The Bonsai mapper was also discussed before and is briefly referred to by #1289. #1270 is adding a MajoranaOp which will hopefully make an implementation of this mapper fairly straight forward.

That makes this issue/feature request a bit of a duplicate unless you want to rephrase it to explicitly ask for an implementation of the Bonsai mapping algorithm.

diagonal-hamiltonian commented 9 months ago

Thank you for your response. I have gone through the linked discussions but did not find any discussion related to the proposal I am making. I am not suggesting the implementation of the Bonsai mapper. Rather, I am proposing a speed-up that can be achieved after introducing MajoranaOp in #1270.
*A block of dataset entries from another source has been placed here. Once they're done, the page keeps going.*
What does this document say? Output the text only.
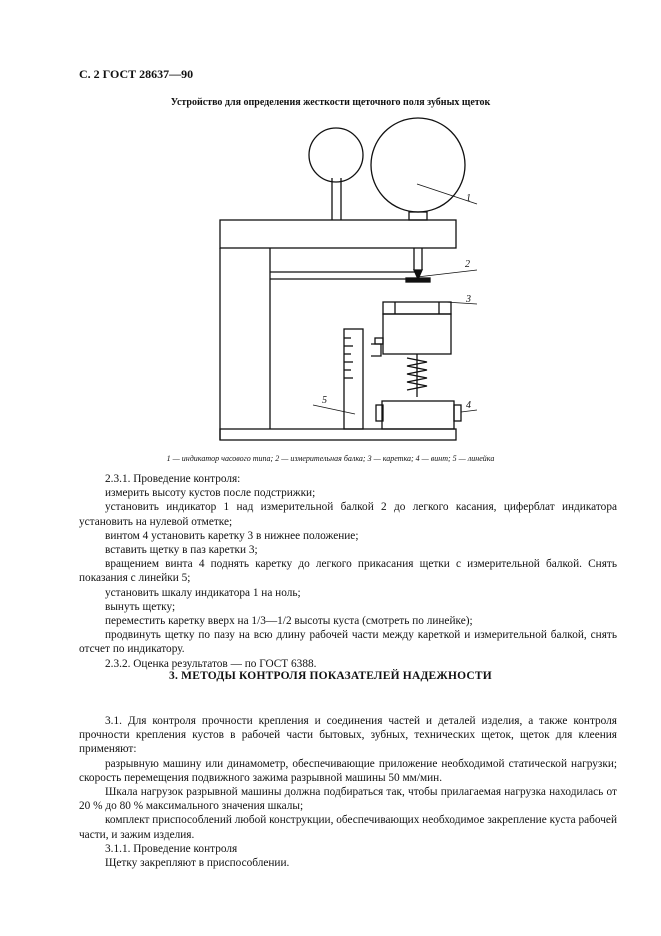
С. 2 ГОСТ 28637—90
Устройство для определения жесткости щеточного поля зубных щеток
1
2
3
4
5
1 — индикатор часового типа; 2 — измерительная балка; 3 — каретка; 4 — винт; 5 — линейка

2.3.1. Проведение контроля:

измерить высоту кустов после подстрижки;

установить индикатор 1 над измерительной балкой 2 до легкого касания, циферблат индикатора установить на нулевой отметке;

винтом 4 установить каретку 3 в нижнее положение;

вставить щетку в паз каретки 3;

вращением винта 4 поднять каретку до легкого прикасания щетки с измерительной балкой. Снять показания с линейки 5;

установить шкалу индикатора 1 на ноль;

вынуть щетку;

переместить каретку вверх на 1/3—1/2 высоты куста (смотреть по линейке);

продвинуть щетку по пазу на всю длину рабочей части между кареткой и измерительной балкой, снять отсчет по индикатору.

2.3.2. Оценка результатов — по ГОСТ 6388.

3. МЕТОДЫ КОНТРОЛЯ ПОКАЗАТЕЛЕЙ НАДЕЖНОСТИ

3.1. Для контроля прочности крепления и соединения частей и деталей изделия, а также контроля прочности крепления кустов в рабочей части бытовых, зубных, технических щеток, щеток для клеения применяют:

разрывную машину или динамометр, обеспечивающие приложение необходимой статической нагрузки; скорость перемещения подвижного зажима разрывной машины 50 мм/мин.

Шкала нагрузок разрывной машины должна подбираться так, чтобы прилагаемая нагрузка находилась от 20 % до 80 % максимального значения шкалы;

комплект приспособлений любой конструкции, обеспечивающих необходимое закрепление куста рабочей части, и зажим изделия.

3.1.1. Проведение контроля

Щетку закрепляют в приспособлении.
My request is for the implementation of QubitMapper that uses a MajoranaModeBasedMapper mapping method instead of the ModeBasedMapper. This will enable efficient mapping of Fermionic operators to qubits through intermediate Majorana operators. The reason for this is that it is much quicker to map the FermionicOp-->MajoranicOp-->SparsePauliOp than to map FermionicOp-->SparsePauliOp.
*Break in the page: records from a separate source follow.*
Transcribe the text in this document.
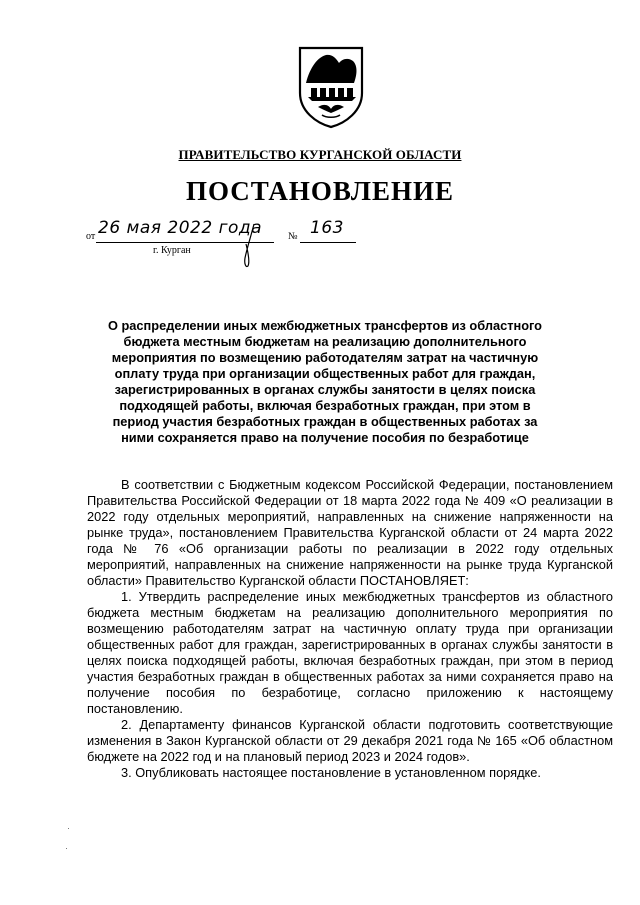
ПРАВИТЕЛЬСТВО КУРГАНСКОЙ ОБЛАСТИ
ПОСТАНОВЛЕНИЕ
от 26 мая 2022 года	№ 163
г. Курган
О распределении иных межбюджетных трансфертов из областного бюджета местным бюджетам на реализацию дополнительного мероприятия по возмещению работодателям затрат на частичную оплату труда при организации общественных работ для граждан, зарегистрированных в органах службы занятости в целях поиска подходящей работы, включая безработных граждан, при этом в период участия безработных граждан в общественных работах за ними сохраняется право на получение пособия по безработице

В соответствии с Бюджетным кодексом Российской Федерации, постановлением Правительства Российской Федерации от 18 марта 2022 года № 409 «О реализации в 2022 году отдельных мероприятий, направленных на снижение напряженности на рынке труда», постановлением Правительства Курганской области от 24 марта 2022 года № 76 «Об организации работы по реализации в 2022 году отдельных мероприятий, направленных на снижение напряженности на рынке труда Курганской области» Правительство Курганской области ПОСТАНОВЛЯЕТ:

1. Утвердить распределение иных межбюджетных трансфертов из областного бюджета местным бюджетам на реализацию дополнительного мероприятия по возмещению работодателям затрат на частичную оплату труда при организации общественных работ для граждан, зарегистрированных в органах службы занятости в целях поиска подходящей работы, включая безработных граждан, при этом в период участия безработных граждан в общественных работах за ними сохраняется право на получение пособия по безработице, согласно приложению к настоящему постановлению.

2. Департаменту финансов Курганской области подготовить соответствующие изменения в Закон Курганской области от 29 декабря 2021 года № 165 «Об областном бюджете на 2022 год и на плановый период 2023 и 2024 годов».

3. Опубликовать настоящее постановление в установленном порядке.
I have observed a significant speedup with my unoptimized python code, which is not parallelized, but could be (for a 28-qubit chemical Hamiltonian with 220288 terms, qiskit takes ~68s while my method takes ~7s)
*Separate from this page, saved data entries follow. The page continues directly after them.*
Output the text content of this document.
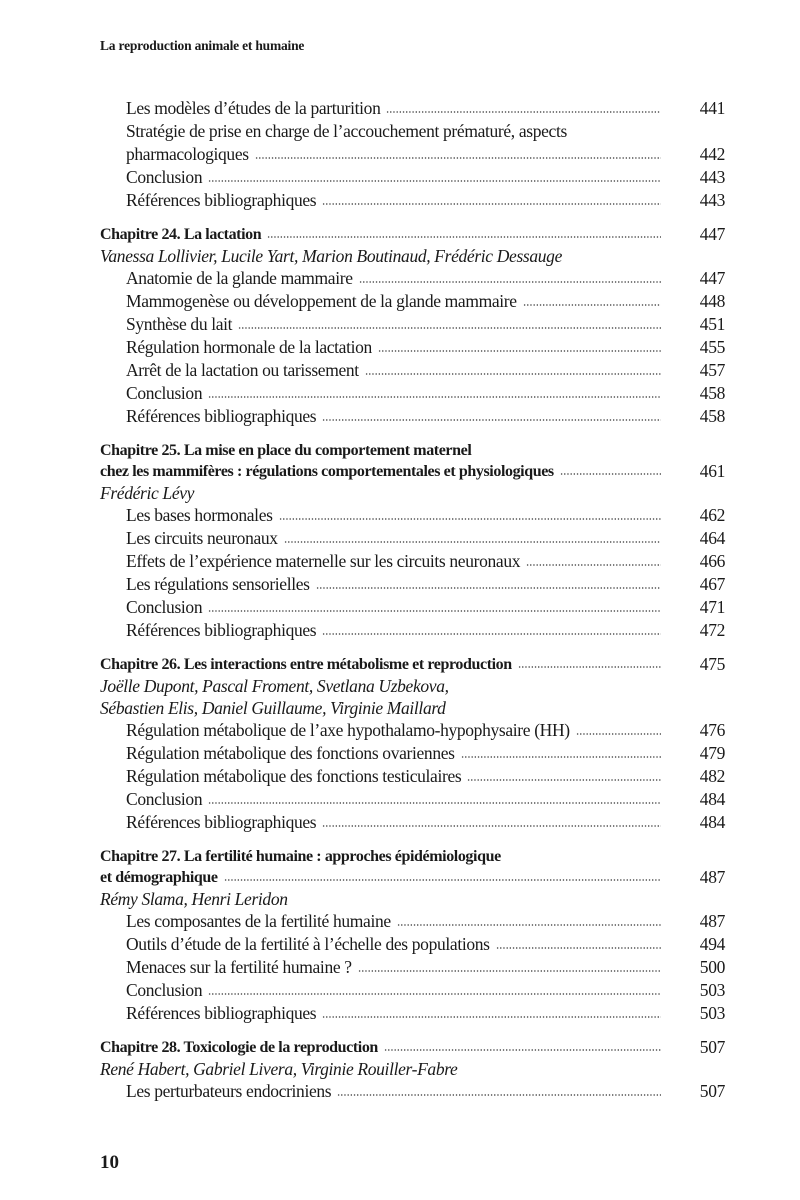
La reproduction animale et humaine
Les modèles d’études de la parturition	441
Stratégie de prise en charge de l’accouchement prématuré, aspects
pharmacologiques	442
Conclusion	443
Références bibliographiques	443
Chapitre 24. La lactation	447
Vanessa Lollivier, Lucile Yart, Marion Boutinaud, Frédéric Dessauge
Anatomie de la glande mammaire	447
Mammogenèse ou développement de la glande mammaire	448
Synthèse du lait	451
Régulation hormonale de la lactation	455
Arrêt de la lactation ou tarissement	457
Conclusion	458
Références bibliographiques	458
Chapitre 25. La mise en place du comportement maternel
chez les mammifères : régulations comportementales et physiologiques	461
Frédéric Lévy
Les bases hormonales	462
Les circuits neuronaux	464
Effets de l’expérience maternelle sur les circuits neuronaux	466
Les régulations sensorielles	467
Conclusion	471
Références bibliographiques	472
Chapitre 26. Les interactions entre métabolisme et reproduction	475
Joëlle Dupont, Pascal Froment, Svetlana Uzbekova,
Sébastien Elis, Daniel Guillaume, Virginie Maillard
Régulation métabolique de l’axe hypothalamo-hypophysaire (HH)	476
Régulation métabolique des fonctions ovariennes	479
Régulation métabolique des fonctions testiculaires	482
Conclusion	484
Références bibliographiques	484
Chapitre 27. La fertilité humaine : approches épidémiologique
et démographique	487
Rémy Slama, Henri Leridon
Les composantes de la fertilité humaine	487
Outils d’étude de la fertilité à l’échelle des populations	494
Menaces sur la fertilité humaine ?	500
Conclusion	503
Références bibliographiques	503
Chapitre 28. Toxicologie de la reproduction	507
René Habert, Gabriel Livera, Virginie Rouiller-Fabre
Les perturbateurs endocriniens	507
10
mrossinek commented 9 months ago

Ah thanks for the clarification! That is indeed an interesting proposal :+1:

grossardt commented 9 months ago

@diagonal-hamiltonian Do you have a good idea, why the way via Majorana operators is faster? I am wondering if it is due to the integer tuple implementation being more efficient than the string based SparseLabelOp operators. The MajoranaOp I have implemented is also a SparseLabelOp for compatibility reasons, i.e. it uses string labels instead of tuples of int.

diagonal-hamiltonian commented 9 months ago

@grossardt To be honest, I was quite surprised just how much faster this is as I am not entirely sure why. Initially, I thought the speed-up was from circumventing the Pauli multiplication in SparsePauliOp and reusing the cached coefficients resulting from the fermionic label ['+', '+', '-', '-'], ['+', '-', '+', '-'], ['+', '-'],... products. However, it could likely be from the integer tuple implementation being more efficient than the string based SparseLabelOp operators.

kaanyurtseven112358 commented 4 months ago

Hello, can you share your work, code? How did you get the speed up?